Tapioca starch and avocado oil. Very hipster. One can’t use corn starch and olive oil. Nope. Too proletarian. Must use tapioca starch and avocado oil. They aren’t any healthier and add nothing to the dish… other than an opportunity to do some food virtue signalling.
Want to eat healthier? Don’t eat anything that’s fried. Substituting avocado oil for whatever oil might add a few minutes to your lifespan (although even that’s doubtful), nothing more.
Calling “African” something that consists of foods native to the Americas reminds me of a rule of (I think) Steve Sailer – USians find Latin Americans boring but respond to Africanness. (Though not always in the direction of approval, I suppose.)
Yes, the US doesn’t really have that intermediate size supermarket. The last couple of decades in the UK have seen a flourishing of Tesco Express/Metro, Sainsbury’s Local, Little Waitrose, with a vast range of fresh and chilled foods.

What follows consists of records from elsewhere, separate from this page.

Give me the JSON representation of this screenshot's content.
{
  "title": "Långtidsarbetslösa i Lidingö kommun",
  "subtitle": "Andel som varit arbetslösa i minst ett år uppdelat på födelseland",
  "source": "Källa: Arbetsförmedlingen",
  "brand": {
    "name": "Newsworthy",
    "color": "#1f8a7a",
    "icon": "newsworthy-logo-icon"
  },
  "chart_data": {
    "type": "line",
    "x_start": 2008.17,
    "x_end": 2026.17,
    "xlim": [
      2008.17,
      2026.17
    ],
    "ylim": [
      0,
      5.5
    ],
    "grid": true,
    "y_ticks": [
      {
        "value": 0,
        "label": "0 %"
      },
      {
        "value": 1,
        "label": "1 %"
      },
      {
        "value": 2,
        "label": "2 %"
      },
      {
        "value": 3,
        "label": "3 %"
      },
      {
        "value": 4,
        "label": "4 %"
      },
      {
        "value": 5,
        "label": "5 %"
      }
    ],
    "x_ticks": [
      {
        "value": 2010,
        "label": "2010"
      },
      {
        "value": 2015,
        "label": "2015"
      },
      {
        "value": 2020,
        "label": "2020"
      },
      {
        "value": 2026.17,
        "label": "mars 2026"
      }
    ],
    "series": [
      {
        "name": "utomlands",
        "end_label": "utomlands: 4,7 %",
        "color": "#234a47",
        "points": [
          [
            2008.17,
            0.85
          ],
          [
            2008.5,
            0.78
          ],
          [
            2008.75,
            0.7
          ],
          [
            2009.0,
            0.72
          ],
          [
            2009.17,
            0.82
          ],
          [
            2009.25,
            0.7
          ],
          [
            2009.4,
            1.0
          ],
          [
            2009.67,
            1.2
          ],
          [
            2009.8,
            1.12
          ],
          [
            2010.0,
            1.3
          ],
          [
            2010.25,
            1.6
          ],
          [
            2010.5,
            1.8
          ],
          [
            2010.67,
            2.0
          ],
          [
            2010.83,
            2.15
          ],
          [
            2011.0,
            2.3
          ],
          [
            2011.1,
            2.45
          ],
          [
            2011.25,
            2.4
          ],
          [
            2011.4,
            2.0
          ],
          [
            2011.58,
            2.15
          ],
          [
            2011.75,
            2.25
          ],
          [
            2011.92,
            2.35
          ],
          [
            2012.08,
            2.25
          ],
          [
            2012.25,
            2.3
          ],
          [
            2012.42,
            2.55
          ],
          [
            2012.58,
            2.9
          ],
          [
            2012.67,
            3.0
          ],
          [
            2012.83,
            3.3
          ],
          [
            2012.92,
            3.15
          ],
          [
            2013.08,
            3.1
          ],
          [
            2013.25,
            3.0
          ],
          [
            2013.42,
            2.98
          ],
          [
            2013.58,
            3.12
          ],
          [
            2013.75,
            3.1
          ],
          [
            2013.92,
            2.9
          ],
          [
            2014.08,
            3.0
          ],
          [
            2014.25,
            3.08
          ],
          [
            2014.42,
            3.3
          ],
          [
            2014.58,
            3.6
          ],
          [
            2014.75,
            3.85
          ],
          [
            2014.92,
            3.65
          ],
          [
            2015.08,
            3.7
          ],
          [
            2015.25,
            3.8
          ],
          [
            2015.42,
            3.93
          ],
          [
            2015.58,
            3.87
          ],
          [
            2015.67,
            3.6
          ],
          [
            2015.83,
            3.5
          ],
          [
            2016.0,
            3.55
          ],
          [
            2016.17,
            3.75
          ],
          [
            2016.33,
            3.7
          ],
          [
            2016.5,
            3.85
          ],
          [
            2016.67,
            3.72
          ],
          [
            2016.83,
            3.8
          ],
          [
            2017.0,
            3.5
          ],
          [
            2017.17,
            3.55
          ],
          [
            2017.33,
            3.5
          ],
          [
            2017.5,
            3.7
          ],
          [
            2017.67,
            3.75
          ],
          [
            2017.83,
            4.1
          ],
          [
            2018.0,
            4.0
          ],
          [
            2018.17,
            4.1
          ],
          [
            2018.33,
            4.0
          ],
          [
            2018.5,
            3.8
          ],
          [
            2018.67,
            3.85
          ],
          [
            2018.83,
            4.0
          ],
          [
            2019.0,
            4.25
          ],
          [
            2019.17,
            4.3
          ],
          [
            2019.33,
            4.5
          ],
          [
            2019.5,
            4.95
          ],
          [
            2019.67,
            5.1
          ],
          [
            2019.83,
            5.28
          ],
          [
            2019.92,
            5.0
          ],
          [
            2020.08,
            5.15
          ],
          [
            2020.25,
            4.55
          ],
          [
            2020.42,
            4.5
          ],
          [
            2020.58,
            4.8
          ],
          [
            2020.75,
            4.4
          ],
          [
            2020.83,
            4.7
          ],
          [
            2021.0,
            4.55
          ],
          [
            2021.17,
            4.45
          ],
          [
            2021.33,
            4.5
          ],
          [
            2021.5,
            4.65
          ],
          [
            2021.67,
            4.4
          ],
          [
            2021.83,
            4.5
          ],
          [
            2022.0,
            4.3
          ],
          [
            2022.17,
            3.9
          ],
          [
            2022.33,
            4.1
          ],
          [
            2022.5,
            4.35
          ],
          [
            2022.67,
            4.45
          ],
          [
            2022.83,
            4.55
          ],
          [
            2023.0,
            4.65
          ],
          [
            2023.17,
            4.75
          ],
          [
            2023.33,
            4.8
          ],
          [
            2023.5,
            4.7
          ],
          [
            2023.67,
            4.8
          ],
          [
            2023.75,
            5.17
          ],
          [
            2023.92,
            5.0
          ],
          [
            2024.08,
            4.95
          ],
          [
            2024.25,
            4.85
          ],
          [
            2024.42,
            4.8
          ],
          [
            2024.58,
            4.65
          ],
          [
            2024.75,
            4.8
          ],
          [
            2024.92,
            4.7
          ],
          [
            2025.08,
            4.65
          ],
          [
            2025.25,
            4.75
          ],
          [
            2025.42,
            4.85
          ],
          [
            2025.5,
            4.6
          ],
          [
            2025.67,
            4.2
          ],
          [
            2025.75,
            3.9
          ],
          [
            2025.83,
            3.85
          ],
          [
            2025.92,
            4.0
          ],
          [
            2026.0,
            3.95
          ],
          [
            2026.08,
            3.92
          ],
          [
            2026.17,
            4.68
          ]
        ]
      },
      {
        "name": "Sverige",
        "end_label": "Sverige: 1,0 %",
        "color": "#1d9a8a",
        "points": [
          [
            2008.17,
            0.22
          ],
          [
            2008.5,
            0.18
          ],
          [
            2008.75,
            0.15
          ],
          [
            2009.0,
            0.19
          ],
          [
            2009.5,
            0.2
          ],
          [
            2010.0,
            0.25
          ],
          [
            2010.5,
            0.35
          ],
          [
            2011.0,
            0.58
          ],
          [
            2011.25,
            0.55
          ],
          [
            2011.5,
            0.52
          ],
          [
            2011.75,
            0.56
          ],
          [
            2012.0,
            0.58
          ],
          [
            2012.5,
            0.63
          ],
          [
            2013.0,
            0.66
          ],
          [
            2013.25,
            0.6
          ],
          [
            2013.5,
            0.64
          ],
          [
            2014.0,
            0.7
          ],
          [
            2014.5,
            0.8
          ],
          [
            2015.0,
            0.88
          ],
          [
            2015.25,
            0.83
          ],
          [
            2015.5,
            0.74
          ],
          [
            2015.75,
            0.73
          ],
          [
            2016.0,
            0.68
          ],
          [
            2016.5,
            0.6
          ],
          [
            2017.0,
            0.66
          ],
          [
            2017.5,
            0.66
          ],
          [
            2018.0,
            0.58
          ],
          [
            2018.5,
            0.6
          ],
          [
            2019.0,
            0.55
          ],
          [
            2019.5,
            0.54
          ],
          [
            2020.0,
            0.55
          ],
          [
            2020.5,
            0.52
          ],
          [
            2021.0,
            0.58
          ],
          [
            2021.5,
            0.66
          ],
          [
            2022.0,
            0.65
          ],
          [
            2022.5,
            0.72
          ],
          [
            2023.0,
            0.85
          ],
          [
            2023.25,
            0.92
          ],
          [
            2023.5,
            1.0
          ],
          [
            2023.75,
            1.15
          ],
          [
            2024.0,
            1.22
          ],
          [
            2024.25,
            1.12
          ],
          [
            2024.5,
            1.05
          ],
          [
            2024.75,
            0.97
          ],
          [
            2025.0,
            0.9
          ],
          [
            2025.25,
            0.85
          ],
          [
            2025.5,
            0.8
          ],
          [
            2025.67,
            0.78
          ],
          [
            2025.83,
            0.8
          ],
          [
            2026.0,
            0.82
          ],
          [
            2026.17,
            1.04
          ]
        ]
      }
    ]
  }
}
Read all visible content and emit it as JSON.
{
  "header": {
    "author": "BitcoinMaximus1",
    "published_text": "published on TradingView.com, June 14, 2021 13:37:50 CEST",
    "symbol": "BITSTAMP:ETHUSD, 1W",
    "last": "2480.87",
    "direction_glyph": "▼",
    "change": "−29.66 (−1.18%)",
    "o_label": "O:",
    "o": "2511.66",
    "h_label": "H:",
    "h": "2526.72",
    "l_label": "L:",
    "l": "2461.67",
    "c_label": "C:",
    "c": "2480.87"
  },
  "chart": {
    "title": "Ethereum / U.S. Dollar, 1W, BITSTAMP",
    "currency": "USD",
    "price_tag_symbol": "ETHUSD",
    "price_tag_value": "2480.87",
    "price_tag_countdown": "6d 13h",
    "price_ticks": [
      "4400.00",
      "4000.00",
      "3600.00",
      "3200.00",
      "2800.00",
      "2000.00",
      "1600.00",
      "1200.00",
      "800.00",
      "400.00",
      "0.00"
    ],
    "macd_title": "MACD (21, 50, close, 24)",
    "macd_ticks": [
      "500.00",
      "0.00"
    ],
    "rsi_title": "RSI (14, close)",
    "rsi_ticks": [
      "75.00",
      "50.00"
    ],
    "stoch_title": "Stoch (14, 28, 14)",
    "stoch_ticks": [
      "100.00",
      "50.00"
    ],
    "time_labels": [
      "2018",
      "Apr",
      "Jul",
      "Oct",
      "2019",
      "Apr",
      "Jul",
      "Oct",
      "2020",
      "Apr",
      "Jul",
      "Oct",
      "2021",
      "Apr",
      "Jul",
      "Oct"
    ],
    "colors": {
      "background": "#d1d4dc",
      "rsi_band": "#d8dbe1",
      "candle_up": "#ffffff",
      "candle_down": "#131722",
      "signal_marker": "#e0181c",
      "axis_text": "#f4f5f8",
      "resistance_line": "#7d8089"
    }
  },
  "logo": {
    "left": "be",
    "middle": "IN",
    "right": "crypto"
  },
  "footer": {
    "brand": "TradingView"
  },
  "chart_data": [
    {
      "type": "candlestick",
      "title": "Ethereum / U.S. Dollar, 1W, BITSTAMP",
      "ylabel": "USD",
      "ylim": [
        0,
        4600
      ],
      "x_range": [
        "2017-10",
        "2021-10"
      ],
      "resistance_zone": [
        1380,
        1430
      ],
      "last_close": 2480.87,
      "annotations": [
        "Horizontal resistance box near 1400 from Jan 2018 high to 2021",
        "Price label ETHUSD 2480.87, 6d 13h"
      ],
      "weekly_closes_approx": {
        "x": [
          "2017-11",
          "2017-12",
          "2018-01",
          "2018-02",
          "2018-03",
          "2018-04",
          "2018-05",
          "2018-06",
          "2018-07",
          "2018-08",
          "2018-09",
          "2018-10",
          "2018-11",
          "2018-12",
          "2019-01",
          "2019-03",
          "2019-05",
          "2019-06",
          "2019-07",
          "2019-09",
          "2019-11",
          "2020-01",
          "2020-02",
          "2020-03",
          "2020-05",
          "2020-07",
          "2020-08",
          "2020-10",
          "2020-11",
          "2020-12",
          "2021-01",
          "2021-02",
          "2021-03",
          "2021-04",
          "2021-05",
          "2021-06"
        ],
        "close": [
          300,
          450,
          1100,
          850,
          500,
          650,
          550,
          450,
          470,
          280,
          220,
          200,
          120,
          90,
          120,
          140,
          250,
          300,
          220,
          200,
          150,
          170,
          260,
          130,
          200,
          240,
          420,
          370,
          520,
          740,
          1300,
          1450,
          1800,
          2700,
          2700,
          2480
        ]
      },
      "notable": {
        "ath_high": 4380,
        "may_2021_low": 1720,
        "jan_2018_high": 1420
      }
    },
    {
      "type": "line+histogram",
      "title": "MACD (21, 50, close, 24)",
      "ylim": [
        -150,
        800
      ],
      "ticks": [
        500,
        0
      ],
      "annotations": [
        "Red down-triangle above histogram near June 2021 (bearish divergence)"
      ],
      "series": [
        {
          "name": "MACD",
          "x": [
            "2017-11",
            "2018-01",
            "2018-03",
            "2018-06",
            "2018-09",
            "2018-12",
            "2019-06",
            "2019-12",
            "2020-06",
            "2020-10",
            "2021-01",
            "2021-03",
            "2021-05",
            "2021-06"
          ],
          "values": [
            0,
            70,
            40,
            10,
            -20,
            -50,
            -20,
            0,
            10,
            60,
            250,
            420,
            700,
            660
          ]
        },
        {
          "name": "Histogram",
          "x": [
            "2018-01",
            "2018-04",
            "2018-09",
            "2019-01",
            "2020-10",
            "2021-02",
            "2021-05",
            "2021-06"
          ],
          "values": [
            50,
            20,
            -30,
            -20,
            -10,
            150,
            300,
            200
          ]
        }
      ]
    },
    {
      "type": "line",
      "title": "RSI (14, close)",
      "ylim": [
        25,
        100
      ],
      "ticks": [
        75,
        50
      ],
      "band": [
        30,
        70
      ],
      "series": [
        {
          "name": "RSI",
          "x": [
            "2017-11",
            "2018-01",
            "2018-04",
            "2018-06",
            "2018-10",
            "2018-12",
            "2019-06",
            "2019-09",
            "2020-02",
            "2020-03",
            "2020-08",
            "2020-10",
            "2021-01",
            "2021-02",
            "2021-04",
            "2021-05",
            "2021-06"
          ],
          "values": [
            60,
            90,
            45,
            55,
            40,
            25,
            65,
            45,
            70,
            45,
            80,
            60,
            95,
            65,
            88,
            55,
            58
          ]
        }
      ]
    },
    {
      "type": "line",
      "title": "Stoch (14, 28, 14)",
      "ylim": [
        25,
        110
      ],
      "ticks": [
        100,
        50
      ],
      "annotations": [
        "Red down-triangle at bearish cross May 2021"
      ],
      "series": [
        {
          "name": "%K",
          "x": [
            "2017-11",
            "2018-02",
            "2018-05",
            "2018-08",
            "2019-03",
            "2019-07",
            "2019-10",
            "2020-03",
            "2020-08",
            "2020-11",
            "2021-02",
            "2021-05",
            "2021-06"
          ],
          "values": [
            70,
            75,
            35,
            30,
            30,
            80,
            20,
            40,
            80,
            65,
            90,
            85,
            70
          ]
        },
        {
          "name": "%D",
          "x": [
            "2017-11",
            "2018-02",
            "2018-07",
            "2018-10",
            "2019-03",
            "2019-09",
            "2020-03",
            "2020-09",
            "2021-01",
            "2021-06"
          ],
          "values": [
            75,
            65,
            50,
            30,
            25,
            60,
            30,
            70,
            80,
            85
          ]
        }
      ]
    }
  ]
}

There’s still the odd town in Wales where the only shop is a scruffy Spar, but overall the UK doesn’t have fresh food deserts any more.
Frying in any vegetable oil is much the same process as making paint. You want to drink Dulux?
Lard
‘When I’m at home, I’m [not] busy. I don’t want to cook.’
So my favourite (only) recipe is rubbish bin stew. I won’t nauseate you by describing it.
Bread and dripping! Perfect recycling.
There seems to be an article in the Speccy, to which I don’t subscribe, claiming to explain why British food is so much better than French. Is this World Food Delusion Day?
It’s Jonathan Miller:
https://www.spectator.co.uk/article/why-food-in-britain-is-so-much-better-than-in-france
(I think you’re allowed a couple of free articles a month)
It’s not just that British food has vastly improved in the last few decades, he’s lamenting the decline of local bistros in France (there are still some left, of course) and their replacement with ‘boil in the bag’. I’m not sure I agree, I’ve always found very acceptable local eateries in France (away from the obvious tourist traps, anyway).